Here’s a real-life answer that was given by a candidate to one of our clients who asked, “Could you tell me about a time when you felt burned out at work?”
“I once worked in an area where several issues with my boss led to complete apathy in my job. Business was booming, and there wasn’t enough staff to keep up; we were always overworked and exhausted. I was given 30% to 40% more work than other people in the same job, with no acknowledgement or thanks. Due to the overwhelming workload, I couldn’t meet service standards and was actually penalized on reviews. There was also an “us vs. them” mentality with another area, and it seemed like the other area would always “win” since my boss wouldn’t stand up for us. Whenever I discussed these issues with my boss, he didn’t listen. I never saw him take any action on my concerns. I received a “yeah, yeah, we’re working on it” to try to get me out of his office as quickly as possible. I never saw change. I didn’t see any other option but to seek a new job.”
While it’s entirely possible that this person worked for an absolute nightmare of a boss, it’s also concerning that this candidate seems more focused on finding the reasons why something won’t work than they are on finding solutions.
Also, notice their use of words from our burnout study, like “exhausted,” “apathy,” and “overwhelming.” Will they suffer from burnout in your company? Sure, you might not burden this new hire with a situation that’s quite as bad as their previous employer, but does this candidate sound like someone with lots of psychological resources to fend off burnout?
On the opposite end of the spectrum, here’s an answer from a candidate applying at that same company that speaks to a greater capacity to stop burnout, with more robust levels of resilience and optimism:
“I’ll admit that I was somewhat burned out after we had some layoffs and our business slowed. During slower periods throughout the year, I did find it difficult to stay focused on the tasks I had in front of me. To overcome what I felt was kind of a creeping burnout and demotivation in my brain, I decided to complete those tasks quickly and accurately and then ask my boss for special projects or tasks that needed to be completed so I could keep myself busy. When he ran out of ideas for me, I pitched him on letting me streamline one or more cumbersome processes related to document control. My idea was to create an Excel spreadsheet to keep track of documents that came through me for editing, and where they were off to next. It took lots of searching, hugely increasing my Excel skills with a dozen free online tutorials, and reaching out to experts on tech support boards. After three months I got the tool implemented.
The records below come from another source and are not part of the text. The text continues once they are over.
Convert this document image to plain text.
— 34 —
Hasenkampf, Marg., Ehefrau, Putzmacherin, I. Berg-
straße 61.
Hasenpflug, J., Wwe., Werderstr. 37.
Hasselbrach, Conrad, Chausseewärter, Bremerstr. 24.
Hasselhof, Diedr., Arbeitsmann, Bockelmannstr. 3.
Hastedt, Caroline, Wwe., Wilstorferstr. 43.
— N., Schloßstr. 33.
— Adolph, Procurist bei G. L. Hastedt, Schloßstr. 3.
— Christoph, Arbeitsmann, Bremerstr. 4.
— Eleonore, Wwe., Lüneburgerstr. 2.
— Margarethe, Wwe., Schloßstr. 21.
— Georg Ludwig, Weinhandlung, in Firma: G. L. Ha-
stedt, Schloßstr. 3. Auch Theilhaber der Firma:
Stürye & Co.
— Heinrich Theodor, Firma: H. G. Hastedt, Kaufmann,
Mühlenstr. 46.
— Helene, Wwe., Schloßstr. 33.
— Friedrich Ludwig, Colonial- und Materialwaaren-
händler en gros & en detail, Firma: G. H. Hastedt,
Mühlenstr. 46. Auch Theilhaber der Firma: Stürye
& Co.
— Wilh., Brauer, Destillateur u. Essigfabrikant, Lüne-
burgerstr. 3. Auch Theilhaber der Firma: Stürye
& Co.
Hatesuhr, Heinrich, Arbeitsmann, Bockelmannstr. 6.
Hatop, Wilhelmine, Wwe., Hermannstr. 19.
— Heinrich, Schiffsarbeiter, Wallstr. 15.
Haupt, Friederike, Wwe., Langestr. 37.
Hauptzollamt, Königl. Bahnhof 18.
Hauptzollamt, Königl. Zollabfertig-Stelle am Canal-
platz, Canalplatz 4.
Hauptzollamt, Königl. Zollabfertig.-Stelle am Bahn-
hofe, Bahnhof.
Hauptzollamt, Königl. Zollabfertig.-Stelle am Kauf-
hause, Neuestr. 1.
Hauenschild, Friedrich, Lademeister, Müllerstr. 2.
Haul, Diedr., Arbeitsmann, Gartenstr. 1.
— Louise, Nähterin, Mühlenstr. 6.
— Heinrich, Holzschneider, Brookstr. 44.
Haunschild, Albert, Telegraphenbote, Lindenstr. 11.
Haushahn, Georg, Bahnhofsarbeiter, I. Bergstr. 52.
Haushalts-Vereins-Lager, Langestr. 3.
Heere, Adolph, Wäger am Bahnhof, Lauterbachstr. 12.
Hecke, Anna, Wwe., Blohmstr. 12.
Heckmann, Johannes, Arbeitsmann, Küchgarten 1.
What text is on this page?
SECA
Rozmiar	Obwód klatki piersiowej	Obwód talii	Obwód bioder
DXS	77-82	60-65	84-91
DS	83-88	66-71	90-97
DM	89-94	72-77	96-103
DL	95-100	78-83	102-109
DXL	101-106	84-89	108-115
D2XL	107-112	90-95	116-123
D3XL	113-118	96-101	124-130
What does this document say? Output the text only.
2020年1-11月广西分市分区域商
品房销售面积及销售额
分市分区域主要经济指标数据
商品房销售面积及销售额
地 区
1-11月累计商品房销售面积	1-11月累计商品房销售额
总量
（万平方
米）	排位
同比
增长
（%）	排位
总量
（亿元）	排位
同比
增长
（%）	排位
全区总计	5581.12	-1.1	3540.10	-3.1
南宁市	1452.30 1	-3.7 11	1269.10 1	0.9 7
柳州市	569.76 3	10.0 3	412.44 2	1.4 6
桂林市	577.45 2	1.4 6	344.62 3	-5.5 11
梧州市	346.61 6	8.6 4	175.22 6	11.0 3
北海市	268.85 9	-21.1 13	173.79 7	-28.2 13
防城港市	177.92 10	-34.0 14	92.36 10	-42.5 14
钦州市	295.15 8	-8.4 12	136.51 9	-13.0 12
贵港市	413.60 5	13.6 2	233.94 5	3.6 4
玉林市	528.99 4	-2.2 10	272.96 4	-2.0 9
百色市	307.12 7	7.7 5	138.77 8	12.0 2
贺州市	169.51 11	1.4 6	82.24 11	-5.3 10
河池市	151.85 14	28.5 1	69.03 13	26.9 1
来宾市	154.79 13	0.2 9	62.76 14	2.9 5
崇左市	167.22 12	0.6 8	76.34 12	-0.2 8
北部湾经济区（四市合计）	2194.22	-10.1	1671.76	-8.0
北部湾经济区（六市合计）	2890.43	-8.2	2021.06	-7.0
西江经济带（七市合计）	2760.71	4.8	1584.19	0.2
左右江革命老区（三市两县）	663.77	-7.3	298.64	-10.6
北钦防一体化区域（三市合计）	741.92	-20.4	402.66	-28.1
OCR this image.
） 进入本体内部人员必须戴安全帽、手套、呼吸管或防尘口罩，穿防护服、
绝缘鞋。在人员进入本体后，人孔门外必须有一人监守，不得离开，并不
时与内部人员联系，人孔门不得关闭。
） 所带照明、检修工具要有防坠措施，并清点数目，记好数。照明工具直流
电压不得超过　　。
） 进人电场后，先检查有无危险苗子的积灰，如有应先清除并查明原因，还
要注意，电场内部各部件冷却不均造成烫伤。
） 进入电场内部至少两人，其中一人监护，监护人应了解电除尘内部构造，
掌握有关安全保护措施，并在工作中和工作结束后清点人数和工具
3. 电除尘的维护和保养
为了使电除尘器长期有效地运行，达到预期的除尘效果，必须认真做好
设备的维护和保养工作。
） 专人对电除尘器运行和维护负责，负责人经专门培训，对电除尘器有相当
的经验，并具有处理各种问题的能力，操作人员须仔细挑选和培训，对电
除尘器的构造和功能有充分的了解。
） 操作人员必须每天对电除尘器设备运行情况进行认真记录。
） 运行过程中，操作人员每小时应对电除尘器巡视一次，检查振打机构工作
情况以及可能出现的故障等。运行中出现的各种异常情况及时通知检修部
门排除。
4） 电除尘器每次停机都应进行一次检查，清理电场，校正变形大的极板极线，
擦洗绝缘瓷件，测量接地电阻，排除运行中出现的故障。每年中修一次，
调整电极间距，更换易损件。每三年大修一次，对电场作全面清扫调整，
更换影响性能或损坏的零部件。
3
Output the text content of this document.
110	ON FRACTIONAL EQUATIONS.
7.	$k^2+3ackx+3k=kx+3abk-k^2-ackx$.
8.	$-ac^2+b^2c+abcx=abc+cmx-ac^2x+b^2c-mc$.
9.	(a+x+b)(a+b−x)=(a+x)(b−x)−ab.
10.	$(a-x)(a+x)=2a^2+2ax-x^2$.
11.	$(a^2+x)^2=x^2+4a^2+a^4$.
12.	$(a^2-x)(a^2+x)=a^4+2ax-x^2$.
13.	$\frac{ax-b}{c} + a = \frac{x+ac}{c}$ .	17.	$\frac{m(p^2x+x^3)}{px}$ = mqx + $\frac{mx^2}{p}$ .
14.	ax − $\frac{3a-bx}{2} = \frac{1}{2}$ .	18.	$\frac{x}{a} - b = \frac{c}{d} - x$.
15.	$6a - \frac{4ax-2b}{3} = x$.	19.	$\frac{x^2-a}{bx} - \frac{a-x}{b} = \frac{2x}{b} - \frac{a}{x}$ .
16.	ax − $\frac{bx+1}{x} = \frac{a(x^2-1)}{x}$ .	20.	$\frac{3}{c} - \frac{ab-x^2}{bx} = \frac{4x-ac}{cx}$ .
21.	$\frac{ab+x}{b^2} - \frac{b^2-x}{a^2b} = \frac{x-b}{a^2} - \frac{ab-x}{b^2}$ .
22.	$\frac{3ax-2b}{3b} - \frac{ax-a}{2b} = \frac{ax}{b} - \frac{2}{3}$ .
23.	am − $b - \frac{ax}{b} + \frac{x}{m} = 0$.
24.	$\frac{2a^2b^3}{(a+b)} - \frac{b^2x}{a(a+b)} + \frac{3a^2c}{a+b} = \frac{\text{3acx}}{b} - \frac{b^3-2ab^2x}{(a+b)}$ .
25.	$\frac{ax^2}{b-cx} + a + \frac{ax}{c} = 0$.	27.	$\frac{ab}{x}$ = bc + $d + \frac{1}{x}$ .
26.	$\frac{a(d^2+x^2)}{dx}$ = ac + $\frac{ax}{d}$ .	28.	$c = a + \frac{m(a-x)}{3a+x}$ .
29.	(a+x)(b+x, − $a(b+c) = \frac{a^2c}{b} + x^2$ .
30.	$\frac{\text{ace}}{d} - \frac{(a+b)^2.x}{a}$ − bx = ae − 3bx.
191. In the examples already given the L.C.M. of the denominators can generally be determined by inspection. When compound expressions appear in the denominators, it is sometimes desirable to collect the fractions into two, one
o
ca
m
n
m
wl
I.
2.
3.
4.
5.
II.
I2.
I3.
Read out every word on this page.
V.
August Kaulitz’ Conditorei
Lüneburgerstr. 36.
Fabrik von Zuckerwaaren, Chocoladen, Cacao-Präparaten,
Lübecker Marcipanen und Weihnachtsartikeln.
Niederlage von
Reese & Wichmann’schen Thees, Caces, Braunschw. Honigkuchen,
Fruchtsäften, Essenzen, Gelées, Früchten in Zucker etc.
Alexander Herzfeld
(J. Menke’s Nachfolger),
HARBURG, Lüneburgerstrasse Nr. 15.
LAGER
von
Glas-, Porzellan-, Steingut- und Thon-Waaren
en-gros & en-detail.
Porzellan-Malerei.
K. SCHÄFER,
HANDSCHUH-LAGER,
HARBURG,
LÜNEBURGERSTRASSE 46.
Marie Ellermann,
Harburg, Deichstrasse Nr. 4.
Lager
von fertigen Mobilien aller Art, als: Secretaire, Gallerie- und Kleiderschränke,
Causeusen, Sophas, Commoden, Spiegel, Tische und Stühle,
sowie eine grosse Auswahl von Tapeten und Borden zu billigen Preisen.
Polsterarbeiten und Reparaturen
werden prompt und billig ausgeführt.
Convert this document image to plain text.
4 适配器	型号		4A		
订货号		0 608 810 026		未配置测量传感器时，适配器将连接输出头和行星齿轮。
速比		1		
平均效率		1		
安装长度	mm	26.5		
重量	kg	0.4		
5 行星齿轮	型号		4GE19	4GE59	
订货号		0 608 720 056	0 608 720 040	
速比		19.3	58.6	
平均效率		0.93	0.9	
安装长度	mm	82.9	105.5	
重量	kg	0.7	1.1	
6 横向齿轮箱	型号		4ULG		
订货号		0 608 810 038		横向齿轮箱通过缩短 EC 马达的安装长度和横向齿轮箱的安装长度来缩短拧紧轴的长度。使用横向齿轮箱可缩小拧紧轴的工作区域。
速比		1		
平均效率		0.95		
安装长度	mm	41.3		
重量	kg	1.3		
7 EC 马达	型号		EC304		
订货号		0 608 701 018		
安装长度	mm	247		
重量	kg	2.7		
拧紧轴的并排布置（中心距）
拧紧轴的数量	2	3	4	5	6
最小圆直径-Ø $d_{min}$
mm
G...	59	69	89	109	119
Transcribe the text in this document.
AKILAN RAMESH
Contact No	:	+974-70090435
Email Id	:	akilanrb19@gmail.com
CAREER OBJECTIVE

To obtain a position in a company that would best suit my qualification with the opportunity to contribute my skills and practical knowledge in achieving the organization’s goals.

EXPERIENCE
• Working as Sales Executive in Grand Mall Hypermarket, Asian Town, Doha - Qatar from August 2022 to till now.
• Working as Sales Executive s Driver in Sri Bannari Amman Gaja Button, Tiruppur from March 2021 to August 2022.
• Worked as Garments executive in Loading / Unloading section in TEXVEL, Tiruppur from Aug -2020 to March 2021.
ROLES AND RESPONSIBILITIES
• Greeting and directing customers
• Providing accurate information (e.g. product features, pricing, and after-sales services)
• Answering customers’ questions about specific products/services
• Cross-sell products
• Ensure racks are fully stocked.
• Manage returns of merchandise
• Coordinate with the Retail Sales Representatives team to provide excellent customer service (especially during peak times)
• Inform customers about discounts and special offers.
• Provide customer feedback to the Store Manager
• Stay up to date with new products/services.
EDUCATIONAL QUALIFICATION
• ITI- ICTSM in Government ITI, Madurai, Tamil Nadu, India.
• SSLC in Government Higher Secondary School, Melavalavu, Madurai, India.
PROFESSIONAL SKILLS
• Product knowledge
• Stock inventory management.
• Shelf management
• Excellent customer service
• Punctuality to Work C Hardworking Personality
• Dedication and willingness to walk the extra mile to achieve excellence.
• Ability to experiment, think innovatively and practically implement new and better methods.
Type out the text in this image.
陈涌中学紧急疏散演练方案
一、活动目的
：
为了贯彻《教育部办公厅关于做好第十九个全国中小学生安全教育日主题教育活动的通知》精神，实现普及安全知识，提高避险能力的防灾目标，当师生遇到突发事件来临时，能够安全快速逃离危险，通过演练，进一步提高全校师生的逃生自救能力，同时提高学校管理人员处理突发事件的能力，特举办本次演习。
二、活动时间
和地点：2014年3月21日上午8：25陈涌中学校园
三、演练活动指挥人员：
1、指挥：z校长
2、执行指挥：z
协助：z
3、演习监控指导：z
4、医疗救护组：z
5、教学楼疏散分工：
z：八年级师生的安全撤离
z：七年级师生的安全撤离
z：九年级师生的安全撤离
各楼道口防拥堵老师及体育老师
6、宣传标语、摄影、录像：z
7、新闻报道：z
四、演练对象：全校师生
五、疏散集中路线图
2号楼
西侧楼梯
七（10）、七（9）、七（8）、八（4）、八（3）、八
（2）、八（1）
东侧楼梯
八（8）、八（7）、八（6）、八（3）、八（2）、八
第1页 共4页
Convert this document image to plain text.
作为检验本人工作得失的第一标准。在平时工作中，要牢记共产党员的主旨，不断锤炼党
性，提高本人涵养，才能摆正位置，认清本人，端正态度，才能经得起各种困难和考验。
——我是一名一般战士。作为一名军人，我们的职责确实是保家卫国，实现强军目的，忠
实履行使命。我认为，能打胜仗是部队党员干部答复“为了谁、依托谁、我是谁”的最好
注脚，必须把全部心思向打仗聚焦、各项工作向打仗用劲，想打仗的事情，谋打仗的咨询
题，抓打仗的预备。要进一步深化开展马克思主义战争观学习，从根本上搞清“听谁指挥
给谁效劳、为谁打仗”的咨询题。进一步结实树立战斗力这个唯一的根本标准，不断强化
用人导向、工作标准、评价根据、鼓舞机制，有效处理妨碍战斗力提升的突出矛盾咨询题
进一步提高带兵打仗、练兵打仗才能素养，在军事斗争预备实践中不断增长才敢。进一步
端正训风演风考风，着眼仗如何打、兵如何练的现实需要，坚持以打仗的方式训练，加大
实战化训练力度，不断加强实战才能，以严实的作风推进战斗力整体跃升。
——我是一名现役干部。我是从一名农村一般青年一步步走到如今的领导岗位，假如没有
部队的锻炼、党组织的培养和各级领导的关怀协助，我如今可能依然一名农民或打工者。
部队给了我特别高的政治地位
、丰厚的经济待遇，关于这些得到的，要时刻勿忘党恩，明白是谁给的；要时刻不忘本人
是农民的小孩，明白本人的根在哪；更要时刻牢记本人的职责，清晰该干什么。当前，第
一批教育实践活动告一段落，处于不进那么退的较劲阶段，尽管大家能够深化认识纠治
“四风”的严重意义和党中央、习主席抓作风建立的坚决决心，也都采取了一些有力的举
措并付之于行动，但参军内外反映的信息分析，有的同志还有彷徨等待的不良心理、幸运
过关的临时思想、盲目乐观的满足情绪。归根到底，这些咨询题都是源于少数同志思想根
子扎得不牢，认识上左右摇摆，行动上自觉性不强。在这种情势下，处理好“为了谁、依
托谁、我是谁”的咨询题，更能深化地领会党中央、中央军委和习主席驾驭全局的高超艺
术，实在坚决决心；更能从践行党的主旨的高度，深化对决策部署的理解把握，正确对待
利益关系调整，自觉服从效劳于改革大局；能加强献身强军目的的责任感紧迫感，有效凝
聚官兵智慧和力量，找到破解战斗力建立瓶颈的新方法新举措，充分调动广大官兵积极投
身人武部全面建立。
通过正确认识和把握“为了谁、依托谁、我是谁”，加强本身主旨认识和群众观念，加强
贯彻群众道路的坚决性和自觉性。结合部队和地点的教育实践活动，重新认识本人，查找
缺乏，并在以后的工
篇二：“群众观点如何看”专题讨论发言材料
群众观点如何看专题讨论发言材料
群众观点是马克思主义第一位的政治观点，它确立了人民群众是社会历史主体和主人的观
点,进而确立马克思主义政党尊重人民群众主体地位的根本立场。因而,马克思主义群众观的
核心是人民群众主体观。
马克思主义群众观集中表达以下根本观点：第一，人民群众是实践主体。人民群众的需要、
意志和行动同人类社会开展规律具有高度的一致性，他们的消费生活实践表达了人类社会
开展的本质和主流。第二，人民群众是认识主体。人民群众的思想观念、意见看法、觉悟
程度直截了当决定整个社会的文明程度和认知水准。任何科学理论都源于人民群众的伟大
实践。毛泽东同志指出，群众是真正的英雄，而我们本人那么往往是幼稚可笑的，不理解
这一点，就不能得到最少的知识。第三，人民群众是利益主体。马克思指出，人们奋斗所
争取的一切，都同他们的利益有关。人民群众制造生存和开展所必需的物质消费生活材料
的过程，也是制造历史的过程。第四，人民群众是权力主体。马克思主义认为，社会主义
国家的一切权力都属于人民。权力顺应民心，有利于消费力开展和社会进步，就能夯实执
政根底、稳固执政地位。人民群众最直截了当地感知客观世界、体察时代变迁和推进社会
It’s saved our department about 10 hours of tedious work per week and not only did it hugely stimulate my brain, it also removed an irritant for my teammates.”
Notice how this candidate shares, in great detail, the steps they took to combat their nascent burnout. Their language is solution-oriented and evidence of resilience and optimism. They could have become fully burned out, but instead, their answer details their path to reengaging themselves and squelching burnout before it could take hold. If your company is looking for candidates that can squelch their own burnout, this candidate might be a good fit.
As we learned in our study, burnout is a very real issue in the vast majority of companies. But while we can feel bad about its causes and empathize with burned-out employees, we ideally want to hire people who will be able to fend off burnout. We still would like to fix burnout companywide, but until leaders get serious about doing that, we need candidates with the resilience and optimism to handle it on their own.